Frequency comb Brillouin microscopy

Abstract: Brillouin light scattering (BLS), an almost a century-old technique, has evolved into a powerful and versatile method to study acoustic and magnetic phenomena down to the nanometer size scale. Presently, BLS can be applied in fields as diverse as acoustics, spintronics, geosciences, and biophysics. In addition, the advent of ultrafast laser sources has seeded interests in studies of light-matter interactions under extreme conditions. Despite the capabilities and unique information that BLS can provide, it suffers from highly demanding and complex instrumentation. Brillouin spectrometers tend to be large, expensive, and highly sensitive devices. This has delayed the progress of ultrafast applications of BLS compared to other successful coherent spectroscopic techniques. This thesis aims to contribute to this nascent field by introducing a new concept named frequency comb Brillouin microscopy.

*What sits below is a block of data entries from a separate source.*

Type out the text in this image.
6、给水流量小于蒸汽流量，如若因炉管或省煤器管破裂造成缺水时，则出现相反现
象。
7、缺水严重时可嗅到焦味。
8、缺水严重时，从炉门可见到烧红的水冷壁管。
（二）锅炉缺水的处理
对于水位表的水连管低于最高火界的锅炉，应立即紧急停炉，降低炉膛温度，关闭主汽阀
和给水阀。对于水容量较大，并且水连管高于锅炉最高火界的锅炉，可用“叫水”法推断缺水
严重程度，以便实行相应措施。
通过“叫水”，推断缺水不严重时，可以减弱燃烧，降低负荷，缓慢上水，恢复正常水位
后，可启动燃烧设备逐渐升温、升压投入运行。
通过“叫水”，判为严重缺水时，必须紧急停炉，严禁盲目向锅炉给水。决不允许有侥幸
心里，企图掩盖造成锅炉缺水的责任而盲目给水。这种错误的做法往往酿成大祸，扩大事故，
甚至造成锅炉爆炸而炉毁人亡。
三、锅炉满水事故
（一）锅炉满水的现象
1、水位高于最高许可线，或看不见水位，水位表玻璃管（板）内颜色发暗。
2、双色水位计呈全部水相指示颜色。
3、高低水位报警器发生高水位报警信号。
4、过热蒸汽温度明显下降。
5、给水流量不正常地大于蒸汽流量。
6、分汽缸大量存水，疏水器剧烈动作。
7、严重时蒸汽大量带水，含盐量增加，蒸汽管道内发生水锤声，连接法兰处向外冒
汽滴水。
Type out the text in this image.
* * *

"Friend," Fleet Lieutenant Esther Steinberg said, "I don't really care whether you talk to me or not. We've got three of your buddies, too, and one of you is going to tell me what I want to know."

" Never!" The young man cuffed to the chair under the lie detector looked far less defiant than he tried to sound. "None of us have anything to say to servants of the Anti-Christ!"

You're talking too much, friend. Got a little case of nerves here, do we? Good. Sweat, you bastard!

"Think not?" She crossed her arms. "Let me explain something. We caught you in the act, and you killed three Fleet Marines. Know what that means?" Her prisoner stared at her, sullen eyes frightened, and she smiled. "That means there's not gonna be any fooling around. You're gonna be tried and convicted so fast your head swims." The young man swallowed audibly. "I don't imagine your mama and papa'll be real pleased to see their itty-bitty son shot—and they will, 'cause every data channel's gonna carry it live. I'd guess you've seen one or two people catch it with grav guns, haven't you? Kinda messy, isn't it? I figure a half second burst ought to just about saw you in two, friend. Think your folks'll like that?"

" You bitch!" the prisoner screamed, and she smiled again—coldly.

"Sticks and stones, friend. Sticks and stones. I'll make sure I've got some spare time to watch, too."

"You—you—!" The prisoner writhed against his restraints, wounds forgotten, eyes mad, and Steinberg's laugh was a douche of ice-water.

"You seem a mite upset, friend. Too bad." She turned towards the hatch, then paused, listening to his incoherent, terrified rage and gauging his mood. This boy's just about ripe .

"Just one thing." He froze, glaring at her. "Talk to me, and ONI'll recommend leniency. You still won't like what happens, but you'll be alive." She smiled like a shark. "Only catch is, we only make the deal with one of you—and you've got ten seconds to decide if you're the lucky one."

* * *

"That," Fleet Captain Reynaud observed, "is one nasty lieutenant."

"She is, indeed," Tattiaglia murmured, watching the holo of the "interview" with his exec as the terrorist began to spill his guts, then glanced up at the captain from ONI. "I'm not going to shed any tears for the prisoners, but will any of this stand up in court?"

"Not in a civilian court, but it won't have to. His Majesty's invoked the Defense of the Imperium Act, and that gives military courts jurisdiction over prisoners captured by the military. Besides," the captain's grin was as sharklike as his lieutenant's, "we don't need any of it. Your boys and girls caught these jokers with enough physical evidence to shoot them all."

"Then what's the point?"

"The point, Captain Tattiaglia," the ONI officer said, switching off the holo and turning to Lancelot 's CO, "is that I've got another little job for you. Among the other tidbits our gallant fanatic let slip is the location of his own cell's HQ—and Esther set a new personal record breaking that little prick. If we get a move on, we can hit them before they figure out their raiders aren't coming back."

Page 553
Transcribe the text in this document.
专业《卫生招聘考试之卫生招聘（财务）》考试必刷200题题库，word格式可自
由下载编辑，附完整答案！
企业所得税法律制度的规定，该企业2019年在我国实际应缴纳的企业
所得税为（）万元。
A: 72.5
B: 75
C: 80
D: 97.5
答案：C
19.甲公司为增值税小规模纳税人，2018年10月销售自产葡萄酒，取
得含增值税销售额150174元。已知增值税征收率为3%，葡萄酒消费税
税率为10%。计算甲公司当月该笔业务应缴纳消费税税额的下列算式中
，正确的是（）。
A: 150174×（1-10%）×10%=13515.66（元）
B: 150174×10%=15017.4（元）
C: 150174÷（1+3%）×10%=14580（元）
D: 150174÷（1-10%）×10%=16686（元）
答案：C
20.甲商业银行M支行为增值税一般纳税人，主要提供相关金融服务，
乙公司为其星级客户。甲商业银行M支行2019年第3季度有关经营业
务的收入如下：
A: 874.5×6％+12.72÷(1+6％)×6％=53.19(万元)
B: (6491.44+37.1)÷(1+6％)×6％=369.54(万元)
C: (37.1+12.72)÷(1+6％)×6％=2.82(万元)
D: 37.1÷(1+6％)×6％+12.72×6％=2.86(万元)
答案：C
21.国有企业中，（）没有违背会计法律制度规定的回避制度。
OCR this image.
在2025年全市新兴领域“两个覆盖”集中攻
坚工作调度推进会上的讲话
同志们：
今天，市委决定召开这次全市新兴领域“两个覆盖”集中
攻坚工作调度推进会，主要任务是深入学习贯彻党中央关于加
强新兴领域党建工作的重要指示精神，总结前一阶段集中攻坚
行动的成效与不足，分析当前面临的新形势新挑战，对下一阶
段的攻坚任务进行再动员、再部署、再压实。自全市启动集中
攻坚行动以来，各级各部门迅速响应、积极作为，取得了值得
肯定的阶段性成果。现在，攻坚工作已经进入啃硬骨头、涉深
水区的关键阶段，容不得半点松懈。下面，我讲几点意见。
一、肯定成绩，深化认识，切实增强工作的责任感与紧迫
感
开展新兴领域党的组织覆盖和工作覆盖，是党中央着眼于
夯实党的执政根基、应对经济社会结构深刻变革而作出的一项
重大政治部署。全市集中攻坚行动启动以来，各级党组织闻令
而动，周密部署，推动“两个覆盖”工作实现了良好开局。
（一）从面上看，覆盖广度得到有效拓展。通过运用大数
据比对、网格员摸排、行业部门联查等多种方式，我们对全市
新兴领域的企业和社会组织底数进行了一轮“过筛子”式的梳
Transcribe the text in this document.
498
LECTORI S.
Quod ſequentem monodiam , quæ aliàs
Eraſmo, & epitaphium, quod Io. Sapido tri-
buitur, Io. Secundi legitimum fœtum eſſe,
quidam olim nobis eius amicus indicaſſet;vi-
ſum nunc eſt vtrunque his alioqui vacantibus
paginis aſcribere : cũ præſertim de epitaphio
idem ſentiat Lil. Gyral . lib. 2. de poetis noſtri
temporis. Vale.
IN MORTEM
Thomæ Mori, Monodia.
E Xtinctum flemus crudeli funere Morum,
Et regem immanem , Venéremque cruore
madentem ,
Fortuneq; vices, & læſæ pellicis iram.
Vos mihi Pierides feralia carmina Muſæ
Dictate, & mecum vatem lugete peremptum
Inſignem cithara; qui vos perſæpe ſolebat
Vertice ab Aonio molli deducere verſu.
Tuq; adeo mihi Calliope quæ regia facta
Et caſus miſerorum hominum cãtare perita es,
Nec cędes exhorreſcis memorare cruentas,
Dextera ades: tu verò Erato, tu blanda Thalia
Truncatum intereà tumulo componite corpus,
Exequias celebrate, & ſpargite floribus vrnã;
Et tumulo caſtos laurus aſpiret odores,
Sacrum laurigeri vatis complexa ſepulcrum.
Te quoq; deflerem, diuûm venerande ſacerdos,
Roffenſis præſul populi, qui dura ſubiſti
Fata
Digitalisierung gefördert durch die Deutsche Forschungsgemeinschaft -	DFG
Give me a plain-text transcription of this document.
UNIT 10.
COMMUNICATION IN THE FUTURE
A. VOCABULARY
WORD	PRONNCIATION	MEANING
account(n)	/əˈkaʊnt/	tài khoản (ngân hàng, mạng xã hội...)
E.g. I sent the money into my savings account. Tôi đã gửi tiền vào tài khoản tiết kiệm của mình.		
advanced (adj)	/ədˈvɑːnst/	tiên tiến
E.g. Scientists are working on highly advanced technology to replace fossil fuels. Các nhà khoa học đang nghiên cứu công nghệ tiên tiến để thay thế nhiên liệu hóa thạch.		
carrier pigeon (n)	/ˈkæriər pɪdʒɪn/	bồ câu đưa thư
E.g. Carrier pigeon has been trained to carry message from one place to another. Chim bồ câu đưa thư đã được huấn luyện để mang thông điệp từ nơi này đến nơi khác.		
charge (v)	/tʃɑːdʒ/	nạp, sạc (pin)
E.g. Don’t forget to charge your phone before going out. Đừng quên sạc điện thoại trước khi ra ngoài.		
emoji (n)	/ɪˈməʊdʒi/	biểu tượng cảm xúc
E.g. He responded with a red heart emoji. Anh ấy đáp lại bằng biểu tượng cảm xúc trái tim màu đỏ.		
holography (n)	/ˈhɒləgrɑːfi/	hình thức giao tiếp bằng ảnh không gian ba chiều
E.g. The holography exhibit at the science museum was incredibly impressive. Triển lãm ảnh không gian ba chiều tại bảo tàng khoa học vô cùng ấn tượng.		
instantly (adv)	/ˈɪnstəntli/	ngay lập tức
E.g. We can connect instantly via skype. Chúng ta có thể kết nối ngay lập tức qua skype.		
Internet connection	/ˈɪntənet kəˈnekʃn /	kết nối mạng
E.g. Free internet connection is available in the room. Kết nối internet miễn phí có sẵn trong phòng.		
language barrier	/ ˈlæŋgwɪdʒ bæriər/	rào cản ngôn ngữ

This method exploits the highly structured properties of a GHz repetition rate frequency comb as a pump to selectively enhance the Brillouin scattering intensity while retaining the inherent high spectral resolution of BLS. Furthermore, due to the impulsive character of the frequency comb, ultrafast generated quasi-particles can be observed. Applications of this technique include the direct observation in the frequency domain of ultrafast demagnetization dynamics, ultrafast formation of phononic combs, Brillouin imaging of phonon and spinwave caustics, excitation of quantized perpendicular spinwave modes, and selective scattering enhancement of Brillouin modes, to mention a few presented in this thesis. In a pursuit to overcome the instrumental complexity of BLS spectrometers, and to develop a merchantable instrument that can be used for spintronics research, this thesis also explores alternative Brillouin instrumentation methods. For this purpose, first, a virtual-image phase array spectrometer was evaluated for studies of thin magnetic films. Secondly, an apparatus based on the magneto-optical Kerr effect and very high-speed electronics was devised and tested in spintronic devices. Implementations here include contact-less ferromagnetic resonance (FMR) spectroscopy of spin-Hall nano-oscillators (SHNOs), phase-resolved imaging, and fast acquisition of synchronization maps in SHNO networks for future oscillator-based computing schemes.